He is not the prettiest of batsman. He is not easy on the eye. He is not an extravagant shot-maker. He also does not have the greatest record in ODI cricket – 3810 runs in 104 innings at an average of 41.41 and strike rate of 86.31, including 8 hundreds and 23 fifties – 8 Australian batsmen have a higher ODI average (min. 1000 runs). His form of late has also been quite average and he had scored just 294 runs in 9 innings in the group stages of the 2019 World Cup at an average of 32.67 – this includes three single-digit scores and two between 10 and 20.
But, Cometh the Hour and Cometh The Man!
Steve Smith made it count when it mattered the most – in the knockout matches of world tournaments – on the biggest stage of them all.
He top-scored for Australia in the semi-final against England at Birmingham. Coming in to bat at 4 for 1 (which worsened to 10 for 2 and 14 for 3), he resurrected the innings and was the 8th Australian wicket to fall at 217. It was an innings full of grit and determination picking a number of singles and twos keeping Australia afloat in the match. He anchored the innings even as wickets crumbled around him and put together 103 for the fourth-wicket with Alex Carey and 51 for the eighth-wicket with Mitchell Starc.
Smith has a great record in knockout matches – in matches that define winning or losing a tournament. In 4 such matches (three in 2015 World Cup), he has scored 311 runs at an average of 103.66 and strike rate of 88.35, including one hundred and three fifties.

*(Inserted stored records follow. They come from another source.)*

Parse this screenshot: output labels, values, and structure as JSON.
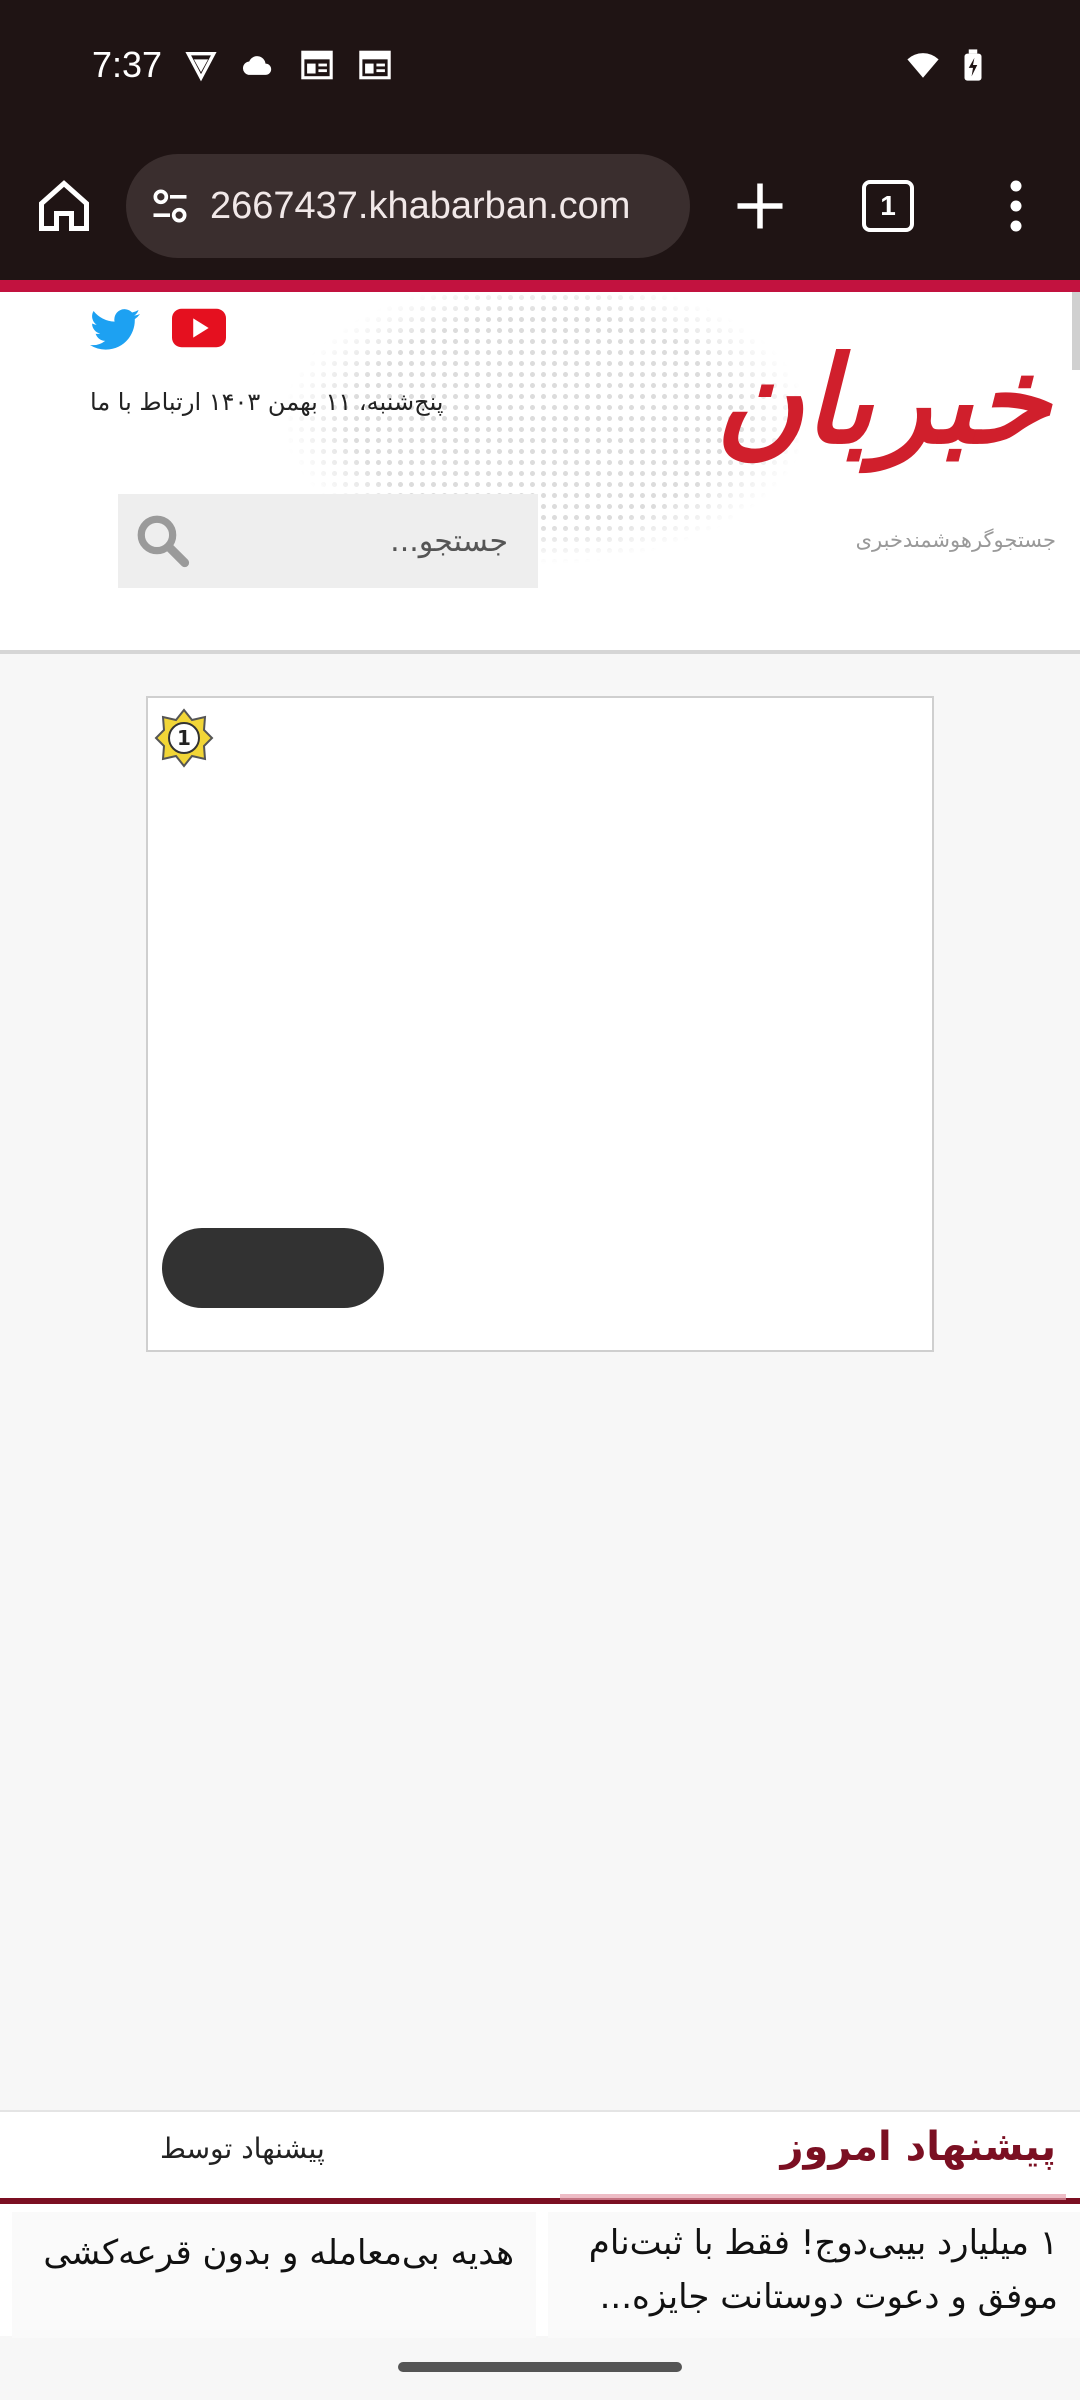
{
  "status_bar": {
    "time": "7:37",
    "icons": [
      "vpn-shield-icon",
      "cloud-icon",
      "news-app-icon",
      "news-app-icon",
      "wifi-icon",
      "battery-charging-icon"
    ]
  },
  "browser": {
    "url": "2667437.khabarban.com",
    "tab_count": "1",
    "icons": [
      "home-icon",
      "site-settings-icon",
      "new-tab-icon",
      "tab-switcher-icon",
      "more-menu-icon"
    ]
  },
  "header": {
    "date_contact": "پنج‌شنبه، ۱۱ بهمن ۱۴۰۳  ارتباط با ما",
    "search_placeholder": "جستجو...",
    "logo_text": "خبربان",
    "tagline": "جستجوگرهوشمندخبری",
    "social": [
      "twitter-icon",
      "youtube-icon"
    ]
  },
  "ad": {
    "badge": "1",
    "button_label": ""
  },
  "recommendations": {
    "title": "پیشنهاد امروز",
    "provided_by": "پیشنهاد توسط",
    "items": [
      "۱ میلیارد بیبی‌دوج! فقط با ثبت‌نام موفق و دعوت دوستانت جایزه...",
      "هدیه بی‌معامله و بدون قرعه‌کشی"
    ]
  },
  "colors": {
    "browser_bar": "#1f1414",
    "accent_red": "#c2123f",
    "reco_title": "#7b0f22"
  }
}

Compare this to his record in preliminary matches in world tournaments (World Cup and Champions Trophy) – 609 runs in 19 innings at an average of 38.06 with no hundreds and just 6 fifties.
Nothing exemplified Smith’s temperament, mental toughness and his ability to raise his game in the big matches than his performance in the 2015 World Cup in Australia.
He scored tough runs under pressure in the Quarter-Final against Pakistan in Adelaide. Chasing 214, coming into bat at 15 for 1 which worsened to 49 for 2 and then 59 for 3 (Aaron Finch, David Warner and Michael Clarke in the pavilion), Smith scored 65 off just 69 deliveries top-scoring for Australia who went on to win by six wickets.
He then batted India out of the tournament in the semi-finals in Sydney with a magnificent 105 off just 93 deliveries. After the early exit of Warner, he put a match-winning 182-run stand with Finch for the second-wicket. Australia hammered 328 for 7 and went on to win by 95 runs.
He again came up with a match-winning innings under pressure in the final against New Zealand at the MCG. Australia, chasing 184, lost Finch early and it was Smith again, who anchored the innings with a patient and dogged unbeaten 56 off just 71 deliveries. He did not do anything extravagant but put a price on his wicket and did not take any unnecessary risks hitting just three boundaries in his innings – highlighting his ability to read the game-situation and adapt his game accordingly. Australia won by 7 wickets and lifted their fifth World Cup title.
Smith’s ability to absorb the pressure and rise to the occasion and score tough runs when his team needed him the most have defined his performance in the last two World Cups.
It is a special quality and to do it in four consecutive World Cup knockout matches showcases his exceptional temperament and batting prowess.